Among the firms successfully sued under the act was a maker of ink cartridges that tweaked software to make its products compatible with another company's printers. The DMCA also reduced protection for those who cracked DVD encryption for innocent purposes ? such as playing a legally purchased movie on a computer running the Linux operating system.
Then came the Bush administration's expansion of searches, wiretapping and other law enforcement powers after Sept. 11, 2001.
All the while, technology was spilling out of office parks and into homes. Consumers were getting increasingly concerned about junk e-mail and the amount of personal information available on the Internet. Tens of millions flocked to song-swapping service Napster, which was shut down by a federal judge because it ran afoul of the DMCA and other copyright laws.
At MoveOn, issues and allies are chosen carefully. The group created its own software that allows members to set priorities and take stands on issues by plebiscite. On those key issues, MoveOn provides money for full-page newspaper ads. A recent series depicted Bush under the headline "Misleader" and faulted his prewar claims that Iraq was concealing "some of the most lethal weapons ever devised." The group also conducts campaigns with groups such as People for the American Way, which monitors judicial nominations, and Win Without War, which opposed the war in Iraq. "What is new in the valley is people applying the tools they know how to use to other problems ? the problems of politics," said John Gilmore, a co-founder of the Electronic Frontier Foundation. Indeed, Boyd of MoveOn works like any other business-minded engineer with enough seniority to sign on from home. As one computer displays e-mail and another instant messages, he uses conference calls to query his tiny staff about what political acts would provide the biggest return on MoveOn's investment. For some groups, the challenge is simply to make voters and politicians aware of issues that might otherwise escape notice.
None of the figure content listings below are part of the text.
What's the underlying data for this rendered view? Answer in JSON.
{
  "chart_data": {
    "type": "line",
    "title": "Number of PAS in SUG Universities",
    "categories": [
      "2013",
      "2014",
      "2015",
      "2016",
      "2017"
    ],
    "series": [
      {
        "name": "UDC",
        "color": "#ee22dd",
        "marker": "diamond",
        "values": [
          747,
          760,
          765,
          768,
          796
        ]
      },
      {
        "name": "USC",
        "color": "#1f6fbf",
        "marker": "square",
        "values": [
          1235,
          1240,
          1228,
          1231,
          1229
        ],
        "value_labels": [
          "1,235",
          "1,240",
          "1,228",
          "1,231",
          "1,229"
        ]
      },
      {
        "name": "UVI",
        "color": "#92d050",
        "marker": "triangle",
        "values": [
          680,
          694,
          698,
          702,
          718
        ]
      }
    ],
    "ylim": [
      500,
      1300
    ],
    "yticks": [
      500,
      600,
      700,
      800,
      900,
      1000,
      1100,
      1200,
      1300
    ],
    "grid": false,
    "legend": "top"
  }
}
At the Electronic Frontier Foundation, staff activist Ren Bucholz is trying to thwart what the group sees as an attempt to shackle communication between the government and its citizens. The U.S. Forest Service floated a proposal in December that would let it give less weight to e-mails commenting on proposed rules if the messages appeared to be computer-assisted versions of the same letter.
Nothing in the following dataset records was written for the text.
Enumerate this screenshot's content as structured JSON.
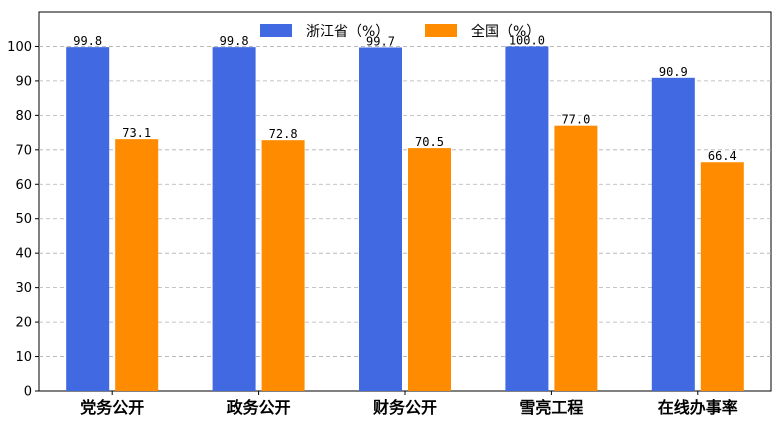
{
  "chart_data": {
    "type": "bar",
    "categories": [
      "党务公开",
      "政务公开",
      "财务公开",
      "雪亮工程",
      "在线办事率"
    ],
    "series": [
      {
        "name": "浙江省（%）",
        "values": [
          99.8,
          99.8,
          99.7,
          100.0,
          90.9
        ],
        "value_labels": [
          "99.8",
          "99.8",
          "99.7",
          "100.0",
          "90.9"
        ],
        "color": "#4169e1"
      },
      {
        "name": "全国（%）",
        "values": [
          73.1,
          72.8,
          70.5,
          77.0,
          66.4
        ],
        "value_labels": [
          "73.1",
          "72.8",
          "70.5",
          "77.0",
          "66.4"
        ],
        "color": "#ff8c00"
      }
    ],
    "ylim": [
      0,
      110
    ],
    "yticks": [
      "0",
      "10",
      "20",
      "30",
      "40",
      "50",
      "60",
      "70",
      "80",
      "90",
      "100"
    ],
    "grid": true,
    "legend_position": "top-center"
  }
}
To forestry officials, the change would mean a welcome reduction in workload. To Bucholz, it would undercut electronic activism.
"It's important that all the comments at least go into the public record," Bucholz said, because that would give the writers standing for subsequent court challenges.
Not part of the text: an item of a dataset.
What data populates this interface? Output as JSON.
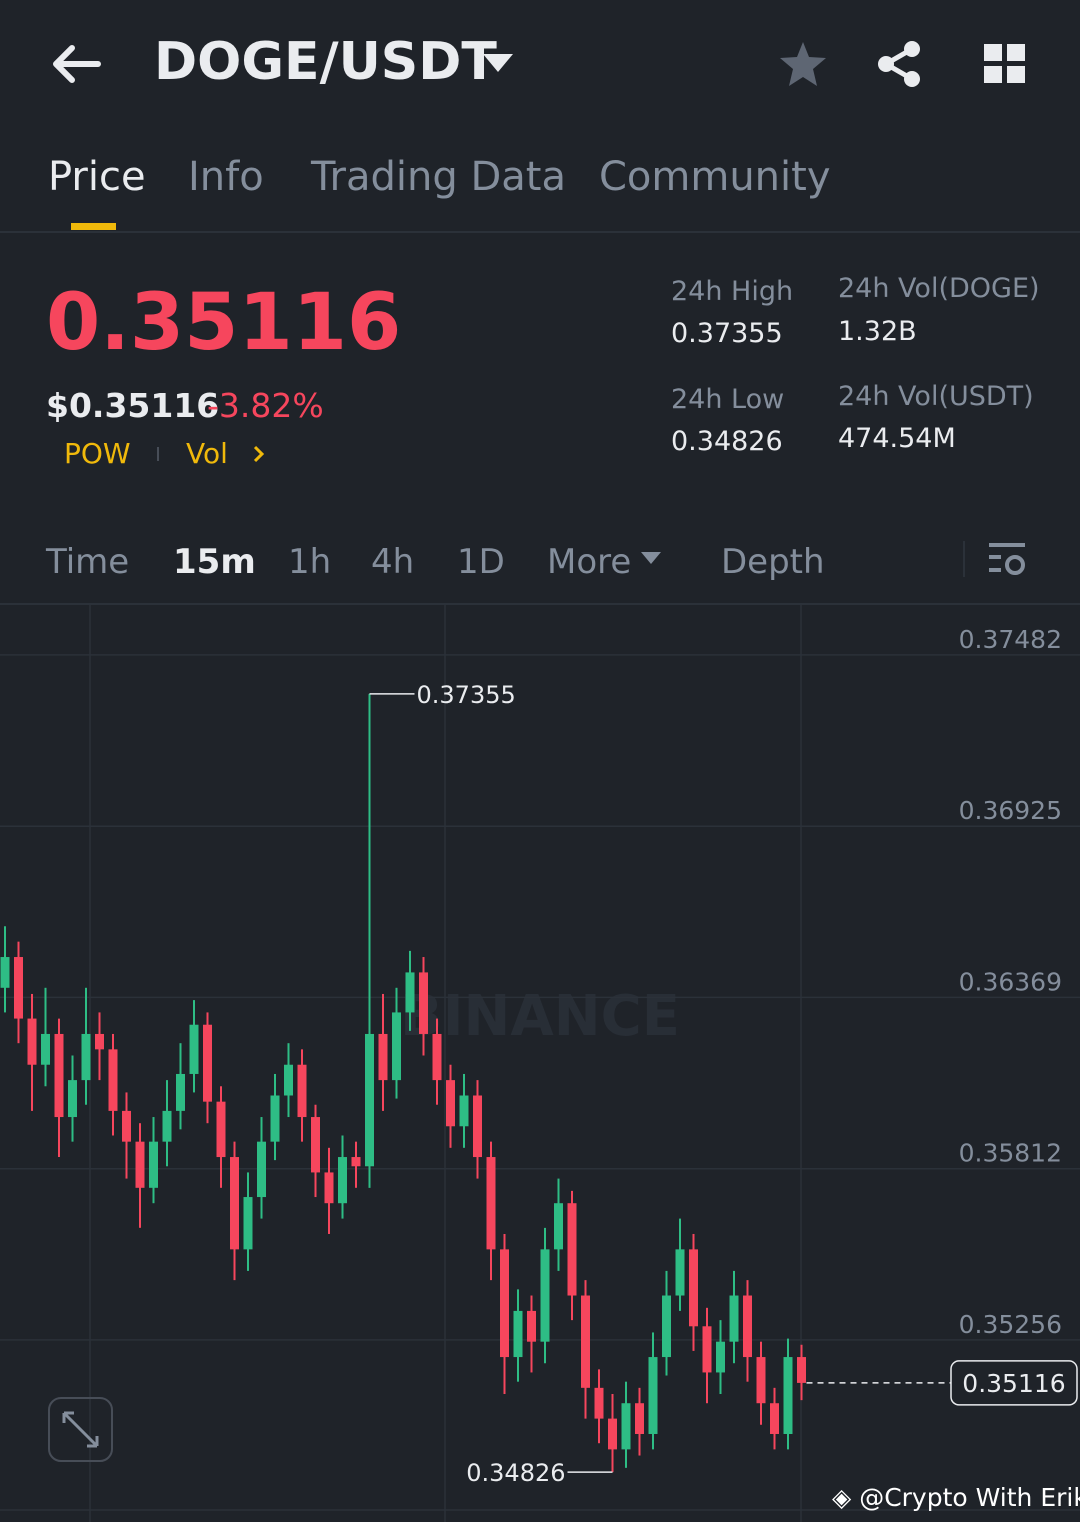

Looking to the future of techno-activism, Boyd sees vast numbers of frustrated people who are just starting to act.
"I think the base is inexhaustible," he said. "Hopefully, we can show others that."
MoveOn is considering hiring a Washington lobbyist. It's a tricky step for a group that shuns the methods of the political establishment. Boyd and his colleagues think they can manage the transition ? as long as they don't adopt Beltway tactics.
"People have gotten so turned off, so cynical, that you see policy torqued around by the extremes. The only people playing are freaks and weirdos," Boyd said. "The more people we get back to the table, the more sound our policy will be."